TBsim Analyzers

This module provides comprehensive analysis tools for TBsim simulation results, including dwell time analysis (DWT), visualization, and post-processing capabilities.

Main Analyzers Module

Available Analysis Tools

DwtAnalyzer

Records and analyzes dwell times during simulation execution. Tracks how long agents spend in different states and provides comprehensive analysis capabilities for understanding state transition patterns.

DwtPlotter

Comprehensive visualization tools for analyzing dwell time data from tuberculosis simulations. Supports both interactive (Plotly) and static (Matplotlib) visualizations with various chart types.

DwtPostProcessor

Extends DwtPlotter to provide aggregation and analysis capabilities for multiple simulation results. Can combine results from multiple CSV files and perform comparative analysis across different scenarios.

Key Features

  • Real-time Dwell Time Tracking: Automatic state change detection and dwell time recording during simulation

  • Multiple Visualization Types: Sankey diagrams, network graphs, histograms, interactive charts, and Kaplan-Meier survival curves

  • Comprehensive Statistical Analysis: Mean, mode, and count statistics for state transitions

  • Data Aggregation: Batch processing of multiple simulation results

  • Interactive Visualizations: Plotly-based interactive charts with hover information

  • Professional Styling: Publication-ready visualizations with consistent formatting

Visualization Capabilities

Sankey Diagrams
  • State transition flows with agent counts and dwell times

  • Age-stratified analysis with multiple subplots

  • Interactive hover information and color coding

Network Graphs
  • Directed graph visualization of state transitions

  • Edge thickness proportional to transition frequency

  • Statistical annotations (mean, mode, agent count)

  • Multiple layout algorithms (spring, circular, spectral, etc.)

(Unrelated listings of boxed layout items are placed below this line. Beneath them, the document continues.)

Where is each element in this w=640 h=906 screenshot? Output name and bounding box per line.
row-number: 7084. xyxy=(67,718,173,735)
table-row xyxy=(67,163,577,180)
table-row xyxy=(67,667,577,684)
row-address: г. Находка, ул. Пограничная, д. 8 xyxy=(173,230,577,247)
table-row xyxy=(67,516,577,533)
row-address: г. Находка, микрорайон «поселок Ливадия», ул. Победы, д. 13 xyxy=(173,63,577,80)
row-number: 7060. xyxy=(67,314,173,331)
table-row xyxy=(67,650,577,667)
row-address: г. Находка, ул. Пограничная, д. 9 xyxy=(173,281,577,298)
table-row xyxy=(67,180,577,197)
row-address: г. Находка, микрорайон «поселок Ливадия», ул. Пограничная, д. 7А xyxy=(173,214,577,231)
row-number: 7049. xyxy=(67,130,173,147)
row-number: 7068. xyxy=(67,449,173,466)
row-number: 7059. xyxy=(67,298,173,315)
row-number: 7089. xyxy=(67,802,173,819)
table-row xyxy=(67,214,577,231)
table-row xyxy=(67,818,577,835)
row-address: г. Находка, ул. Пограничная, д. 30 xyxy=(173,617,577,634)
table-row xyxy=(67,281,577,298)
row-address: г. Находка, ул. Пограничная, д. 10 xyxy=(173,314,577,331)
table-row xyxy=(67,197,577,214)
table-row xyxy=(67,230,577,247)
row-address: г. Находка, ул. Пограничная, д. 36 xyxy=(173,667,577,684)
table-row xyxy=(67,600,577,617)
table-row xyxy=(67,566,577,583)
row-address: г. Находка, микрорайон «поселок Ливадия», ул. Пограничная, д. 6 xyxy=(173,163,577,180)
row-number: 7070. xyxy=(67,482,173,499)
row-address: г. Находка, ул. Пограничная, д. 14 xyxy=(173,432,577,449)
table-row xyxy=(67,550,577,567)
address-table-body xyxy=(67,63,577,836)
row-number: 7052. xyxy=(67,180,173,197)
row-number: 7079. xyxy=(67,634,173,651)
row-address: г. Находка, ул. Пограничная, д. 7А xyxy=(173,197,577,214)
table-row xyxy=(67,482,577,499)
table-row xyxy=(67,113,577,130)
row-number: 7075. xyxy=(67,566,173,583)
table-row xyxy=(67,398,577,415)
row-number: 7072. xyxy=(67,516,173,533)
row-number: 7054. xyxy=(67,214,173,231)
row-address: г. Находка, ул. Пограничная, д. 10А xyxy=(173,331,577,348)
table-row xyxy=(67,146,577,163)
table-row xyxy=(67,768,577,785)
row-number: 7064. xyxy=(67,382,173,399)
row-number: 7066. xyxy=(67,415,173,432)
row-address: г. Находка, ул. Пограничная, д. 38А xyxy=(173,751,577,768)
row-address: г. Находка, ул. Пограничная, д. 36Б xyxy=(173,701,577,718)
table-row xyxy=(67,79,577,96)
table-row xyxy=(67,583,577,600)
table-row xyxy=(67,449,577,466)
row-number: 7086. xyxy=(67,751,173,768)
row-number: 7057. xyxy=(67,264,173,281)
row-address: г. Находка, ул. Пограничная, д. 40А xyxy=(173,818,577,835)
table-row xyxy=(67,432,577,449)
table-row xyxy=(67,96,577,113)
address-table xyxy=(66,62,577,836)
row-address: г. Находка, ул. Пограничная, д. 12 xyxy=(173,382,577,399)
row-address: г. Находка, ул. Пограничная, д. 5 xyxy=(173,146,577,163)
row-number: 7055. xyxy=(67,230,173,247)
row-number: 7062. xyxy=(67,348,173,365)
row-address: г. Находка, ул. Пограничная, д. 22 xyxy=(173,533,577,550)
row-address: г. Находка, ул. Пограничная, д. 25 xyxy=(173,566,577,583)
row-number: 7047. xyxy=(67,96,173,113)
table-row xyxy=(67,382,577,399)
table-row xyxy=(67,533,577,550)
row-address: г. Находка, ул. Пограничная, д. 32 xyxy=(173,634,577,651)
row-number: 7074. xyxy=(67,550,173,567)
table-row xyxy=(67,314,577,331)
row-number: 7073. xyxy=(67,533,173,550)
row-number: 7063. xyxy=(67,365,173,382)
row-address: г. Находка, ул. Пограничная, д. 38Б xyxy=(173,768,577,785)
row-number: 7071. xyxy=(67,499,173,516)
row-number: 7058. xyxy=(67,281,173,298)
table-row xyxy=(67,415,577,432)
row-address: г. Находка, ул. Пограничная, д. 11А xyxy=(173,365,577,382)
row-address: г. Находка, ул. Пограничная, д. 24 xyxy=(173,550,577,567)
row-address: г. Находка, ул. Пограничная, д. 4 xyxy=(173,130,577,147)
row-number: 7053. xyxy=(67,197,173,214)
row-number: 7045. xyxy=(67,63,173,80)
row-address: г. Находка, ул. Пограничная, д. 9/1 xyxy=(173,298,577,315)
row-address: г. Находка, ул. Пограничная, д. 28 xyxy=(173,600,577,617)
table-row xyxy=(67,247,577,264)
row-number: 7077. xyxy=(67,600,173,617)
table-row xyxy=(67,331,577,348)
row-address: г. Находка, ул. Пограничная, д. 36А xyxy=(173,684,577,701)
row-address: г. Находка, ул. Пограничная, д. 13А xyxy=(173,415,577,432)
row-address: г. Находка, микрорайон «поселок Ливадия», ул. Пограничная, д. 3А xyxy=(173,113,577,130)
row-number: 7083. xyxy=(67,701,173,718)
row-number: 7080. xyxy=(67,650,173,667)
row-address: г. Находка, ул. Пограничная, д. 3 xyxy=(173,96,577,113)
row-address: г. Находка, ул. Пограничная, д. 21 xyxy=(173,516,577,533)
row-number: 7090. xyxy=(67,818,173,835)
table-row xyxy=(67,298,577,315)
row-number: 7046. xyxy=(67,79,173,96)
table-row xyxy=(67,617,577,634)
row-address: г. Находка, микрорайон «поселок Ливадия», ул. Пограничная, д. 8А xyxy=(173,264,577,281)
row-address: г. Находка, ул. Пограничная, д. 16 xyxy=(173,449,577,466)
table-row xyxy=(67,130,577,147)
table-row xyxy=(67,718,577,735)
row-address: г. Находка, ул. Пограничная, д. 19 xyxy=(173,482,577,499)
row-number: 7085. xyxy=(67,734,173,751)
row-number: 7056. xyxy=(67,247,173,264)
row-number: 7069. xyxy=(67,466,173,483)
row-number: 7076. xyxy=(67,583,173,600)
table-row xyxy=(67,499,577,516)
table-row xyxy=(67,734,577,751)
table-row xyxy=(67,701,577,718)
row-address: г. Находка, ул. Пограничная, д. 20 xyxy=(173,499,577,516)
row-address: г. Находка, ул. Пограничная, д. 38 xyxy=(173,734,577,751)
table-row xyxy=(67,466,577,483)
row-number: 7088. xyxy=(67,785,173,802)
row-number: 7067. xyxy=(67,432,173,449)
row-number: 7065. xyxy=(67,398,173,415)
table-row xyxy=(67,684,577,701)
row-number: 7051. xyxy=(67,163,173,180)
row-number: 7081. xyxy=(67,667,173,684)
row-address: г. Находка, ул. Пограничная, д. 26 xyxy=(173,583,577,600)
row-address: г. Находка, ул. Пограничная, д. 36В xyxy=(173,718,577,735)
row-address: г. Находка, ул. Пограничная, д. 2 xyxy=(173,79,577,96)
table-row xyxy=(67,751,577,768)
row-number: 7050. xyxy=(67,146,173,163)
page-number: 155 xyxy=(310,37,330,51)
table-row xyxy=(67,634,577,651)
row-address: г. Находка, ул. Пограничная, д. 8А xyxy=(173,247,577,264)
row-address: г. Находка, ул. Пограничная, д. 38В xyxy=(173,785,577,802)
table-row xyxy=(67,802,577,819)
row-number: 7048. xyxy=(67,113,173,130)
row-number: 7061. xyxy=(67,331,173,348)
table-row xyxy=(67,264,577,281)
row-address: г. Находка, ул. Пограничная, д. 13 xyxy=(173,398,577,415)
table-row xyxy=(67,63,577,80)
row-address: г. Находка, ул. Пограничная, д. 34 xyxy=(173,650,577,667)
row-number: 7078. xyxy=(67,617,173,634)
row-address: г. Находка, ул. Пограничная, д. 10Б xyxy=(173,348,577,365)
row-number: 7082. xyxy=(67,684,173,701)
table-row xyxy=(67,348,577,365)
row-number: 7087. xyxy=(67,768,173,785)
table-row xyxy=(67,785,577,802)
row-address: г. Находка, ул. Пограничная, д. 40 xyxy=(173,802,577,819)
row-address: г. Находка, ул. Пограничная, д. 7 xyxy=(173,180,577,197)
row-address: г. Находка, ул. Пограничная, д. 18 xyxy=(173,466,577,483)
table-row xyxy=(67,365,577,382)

Histograms and Distributions
  • Dwell time distributions with kernel density estimation

  • State-specific analysis with automatic bin sizing

  • Cumulative distribution functions for custom transitions

Interactive Charts
  • Bar charts grouped by dwell time categories

  • Stacked visualizations for state transitions

  • Reinfection analysis by age groups and state transitions

Survival Analysis
  • Kaplan-Meier survival curves for dwell times

  • Time-to-event analysis for state transitions

  • Confidence intervals and statistical validation

Usage Examples

Basic dwell time analysis:

import starsim as ss
from tbsim import TB
from tbsim.analyzers import DwtAnalyzer

# Create simulation with analyzer
sim = ss.Sim(diseases=mtb.TB(), analyzers=DwtAnalyzer(scenario_name="Baseline"), pars=dict(dt = ss.days(7), start = ss.date('1940'), stop = ss.date('2010')))
sim.run()

# Access analyzer results
analyzer = sim.analyzers[0]
analyzer.plot_dwell_time_validation()
analyzer.sankey_agents()

Post-processing multiple runs:

from tbsim.analyzers import DwtPostProcessor

# Aggregate multiple simulation results
postproc = DwtPostProcessor(directory='results', prefix='Baseline')
postproc.sankey_agents()
postproc.histogram_with_kde()

Direct data analysis:

from tbsim.analyzers import DwtPlotter

# Analyze existing data file
plotter = DwtPlotter(file_path='results/Baseline-20240101120000.csv')
plotter.sankey_agents()
plotter.graph_state_transitions_curved()

Advanced visualizations:

# Enhanced network graph with professional styling
plotter.graph_state_transitions_enhanced(
    subtitle="Enhanced TB State Transitions",
    colormap='plasma',
    figsize=(18, 14),
    node_size_scale=1200,
    edge_width_scale=10
)

# Age-stratified Sankey diagrams
plotter.sankey_agents_by_age_subplots(
    bins=[0, 18, 65, 100],  # Child, Adult, Elderly
    scenario="Age-stratified Analysis"
)

Analysis Capabilities

State Transition Analysis: Comprehensive tracking of all state changes with timing information

Dwell Time Distributions: Statistical analysis of time spent in each TB state

Network Visualization: Graph-based representation of transition patterns and frequencies

Comparative Analysis: Multi-scenario comparison and batch processing capabilities

Data Export: CSV and metadata export for further analysis in external tools

Validation Tools: Distribution validation against expected theoretical patterns

For detailed information about specific analysis methods and parameters, see the individual class documentation above. All methods include comprehensive mathematical models and implementation details in their docstrings.